7. Douglas-Kroll The Douglas-Kroll scalar relativistic Hamiltonian has been implemented to second order. It can be used to account for scalar relativistic effects in molecular energies and response functions, and although molecular gradients and Hessians can be calculated, they are not strictly correct, as they use the non-relativistic derivatives of the one-electron Hamiltonian.

8. Linear coupling model The linear coupling model can be used for estimating Franck-Condon factors.

9. Vibrational averaging A new approach for calculating zero-point [14,15] or temperature-dependent [16] vibrational averaged molecular properties. For general properties, this have to be in a two-step procedure in which the first step determines the vibrational averaged geometry, and the second calculates the average of the molecular property over a harmonic oscillator approximation for the different vibrational modes.

10. Magnetic Circular Dichroism The ${\cal{B}}(0\rightarrow f)$ term contributing to magnetic circular dichroism (MCD) has been implemented [17].

11. Two-photon absorption Although possible to calculate with Dalton 1.1, the input required for calculating two-photon absorption has been significantly improved.

12. Solvent geometry optimizations Geometry optimizations using the spherical cavity model can now be done using symmetry. However, only the second-order geometry optimization routines in the *WALK module will be able to do geometry optimizations with the solvent model.

13. File splitting For file systems where the maximum file length is 2 Gb, DALTON will automatically split large files so that calculations can be performed on these systems even though some files may be longer than 2 Gb. Currently the implementation limits the maximum file size to 22 Gb.

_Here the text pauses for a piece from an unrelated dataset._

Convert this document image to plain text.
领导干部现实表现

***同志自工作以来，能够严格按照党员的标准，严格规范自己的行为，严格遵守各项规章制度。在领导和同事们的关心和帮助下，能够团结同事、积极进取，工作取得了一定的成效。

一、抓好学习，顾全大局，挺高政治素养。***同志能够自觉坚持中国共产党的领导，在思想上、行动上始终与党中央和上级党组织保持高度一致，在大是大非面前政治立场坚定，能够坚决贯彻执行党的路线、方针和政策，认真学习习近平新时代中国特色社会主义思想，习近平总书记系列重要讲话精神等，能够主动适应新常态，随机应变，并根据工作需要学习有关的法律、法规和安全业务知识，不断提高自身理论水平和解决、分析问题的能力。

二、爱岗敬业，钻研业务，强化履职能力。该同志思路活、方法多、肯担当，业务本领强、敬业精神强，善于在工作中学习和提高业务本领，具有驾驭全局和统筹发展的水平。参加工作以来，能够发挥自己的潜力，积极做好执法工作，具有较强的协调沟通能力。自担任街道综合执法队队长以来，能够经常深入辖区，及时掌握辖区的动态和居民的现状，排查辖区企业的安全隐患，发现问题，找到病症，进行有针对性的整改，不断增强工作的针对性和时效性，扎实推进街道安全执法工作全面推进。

14. Restart features in RESPONSE Assuming that the files RESULTS.RSP and RSPVEC are available, the RESPONSE program can now be restarted at any point of a linear, quadratic or cubic response calculation. At the most a few micro-iterations of a solution of a linear set of equations will be lost. One can now also reuse the converged response vectors of a quadratic response calculation in a cubic response vector, making it significantly more computationally efficient to determine both linear, quadratic and cubic response functions using SCF or MCSCF wave functions.